Data from the Spanish Colegio de Registradores (Land Registry) covering the first quarter of 2013 show that house sales were up 28.73% compared with the final quarter of 2012.
There were 100,768 transactions, the highest for the last eight quarters but this was partly attributable to the rise in VAT on new builds from 4% to 10% on 01 January 2013 and the end of various tax breaks.
Figures from Solvia, the real estate branch of Banco Sabadell, also indicate that sales are increasing. They have sold 5,946 homes since the middle of March with discounts of up to 40%. Last year Solvia sold 13,777 homes and aim to sell 16,000 in 2013. They now have a website and helpline in Russian to cater for a growing demand from this part of the world.
When it comes to prices it is clear that they are still falling and Spain is still attracting a lot of interest from foreign buyers as a result. The Land Registry data shows that values are down 2.32% in the first quarter of 2013, a decrease of 30.3% from the peak of the market in 2007.
News that new rules will be brought in this summer to give a residency visa to buyers from outside the European Union purchasing property worth €500,000 or more is also set to increase interest from abroad. The new arrangements are set to take effect from 01 January 2014.
‘Spain’s economy is still struggling in contrast with other countries, giving foreign home buyers a competitive edge. Other nationalities are comparatively affluent and are finding it hard to resist bargain Spanish property,’ said Chris Mercer, director of agents Mercers based in Murcia.
‘As a result the number of houses purchased by foreigners in Spain has been growing for the last two and a half years, almost at 2006 levels where they represented 8.97% of the market. I can only see this rising further, aided a little by the visa scheme for those purchasing property at the higher end of the market,’ he added.
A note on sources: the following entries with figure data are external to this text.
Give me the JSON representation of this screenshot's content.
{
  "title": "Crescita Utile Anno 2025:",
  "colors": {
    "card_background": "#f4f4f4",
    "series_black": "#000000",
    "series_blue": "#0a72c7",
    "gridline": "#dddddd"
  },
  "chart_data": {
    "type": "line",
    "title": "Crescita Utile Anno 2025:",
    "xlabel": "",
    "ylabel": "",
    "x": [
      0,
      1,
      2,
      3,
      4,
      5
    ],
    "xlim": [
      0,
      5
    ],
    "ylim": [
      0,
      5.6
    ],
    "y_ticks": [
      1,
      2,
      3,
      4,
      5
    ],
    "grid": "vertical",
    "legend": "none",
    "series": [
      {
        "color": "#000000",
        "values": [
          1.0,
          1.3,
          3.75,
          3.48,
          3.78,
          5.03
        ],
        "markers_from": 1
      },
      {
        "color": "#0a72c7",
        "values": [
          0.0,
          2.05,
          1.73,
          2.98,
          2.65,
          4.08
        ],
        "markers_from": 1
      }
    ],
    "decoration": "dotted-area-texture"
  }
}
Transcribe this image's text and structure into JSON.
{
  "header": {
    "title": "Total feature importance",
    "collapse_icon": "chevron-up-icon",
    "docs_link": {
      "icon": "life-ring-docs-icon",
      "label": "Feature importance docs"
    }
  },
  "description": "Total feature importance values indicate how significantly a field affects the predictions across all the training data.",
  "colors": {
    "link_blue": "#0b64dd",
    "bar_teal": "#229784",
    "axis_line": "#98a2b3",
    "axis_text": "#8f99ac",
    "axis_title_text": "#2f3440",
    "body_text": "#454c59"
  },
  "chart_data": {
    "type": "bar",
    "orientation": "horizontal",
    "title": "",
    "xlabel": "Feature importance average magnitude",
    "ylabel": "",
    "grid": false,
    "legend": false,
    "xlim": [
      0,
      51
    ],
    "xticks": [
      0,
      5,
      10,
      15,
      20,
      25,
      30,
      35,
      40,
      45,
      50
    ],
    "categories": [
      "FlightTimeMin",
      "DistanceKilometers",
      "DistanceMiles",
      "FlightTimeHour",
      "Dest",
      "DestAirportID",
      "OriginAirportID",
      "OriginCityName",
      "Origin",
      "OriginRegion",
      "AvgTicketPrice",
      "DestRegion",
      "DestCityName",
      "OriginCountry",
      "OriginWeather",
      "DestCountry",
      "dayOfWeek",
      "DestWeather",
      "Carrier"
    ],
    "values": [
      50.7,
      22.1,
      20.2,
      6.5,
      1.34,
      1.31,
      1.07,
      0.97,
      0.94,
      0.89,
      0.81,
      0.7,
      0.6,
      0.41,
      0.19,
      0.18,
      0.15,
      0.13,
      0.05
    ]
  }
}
Indeed, the Land Registry report shows that 8.63% of property purchases were attributed to non Spanish buyers in the first three months of the year, much greater than the 4.24% recorded in 2009. British buyers lead the way with 14.9% of the foreign market share followed by Russians with 9%, the French with 8.7% , Belgians with 7.41%, Germans with 6.9% and Norwegians with 6.02%.
Mercer has seen a steady number of British buyers. ‘In the first quarter of 2013, half our sales have been to Brits, a percentage that has remained the same for about the last six to 12 months. I do however think that there are more Brits starting to consider an overseas property purchase with us in Murcia, so I expect this figure to rise for the next quarter,’ he explained.
‘We then tend to sell to several Belgian, French, and Norwegian and Swedish clients with the Dutch and Germans also starting to make a resurgence. Russians haven’t quite made it to Murcia yet. Perhaps when the Paramount Theme Park gets underway they’ll materialise. We certainly don’t have many golden visa homes to offer them, average prices are much lower than half a million euros in this part of Spain,’ he added.
But other figures suggest that sales are falling. According to figures from the National Institute of Statistics (INE), sales fell 12% to below 20,000 in March. This is only the second time since the economic downturn in 2007 that sales have fallen below this level. Sales are now 72% down compared to March 2007.
According to Spanish property expert Mark Stucklin of Spanish Property Insight this is probably due to higher figures in previous months due to sales being brought forward in the run up to tax breaks coming to an end in December 2012. Although a higher number of sales took place at the end of 2012 the higher sales figures in January and February were because the registration of sales is several weeks behind the actual transaction. Although Stucklin did say he was surprised by the steep decline of sales recorded in March.
New home sales were hit the hardest, down 44% in a month, compared to a 31% fall in resales. Stucklin points out that new home sales have been hit by the rise in VAT rising from 4% to 10% and the termination of mortgage interest relief for buyers.
He expects sales to pick up again. ‘Now that distortions from fiscal changes have passed through the system we can expect sales to recover somewhat next month. Taking the first quarter as a whole, the market was still 10% up on last year,’ he said.
Then there are the latest figures from the Spanish Notaires association which shows that sales fell 31% in March and by 25% in the first three months of the year whilst prices fell 10% on an annual basis.
‘Sales witnessed by Notaries get registered and published by the INE a few months later, so we can expect falling sales figures published by the INE for at least the next couple of months,’ added Stucklin.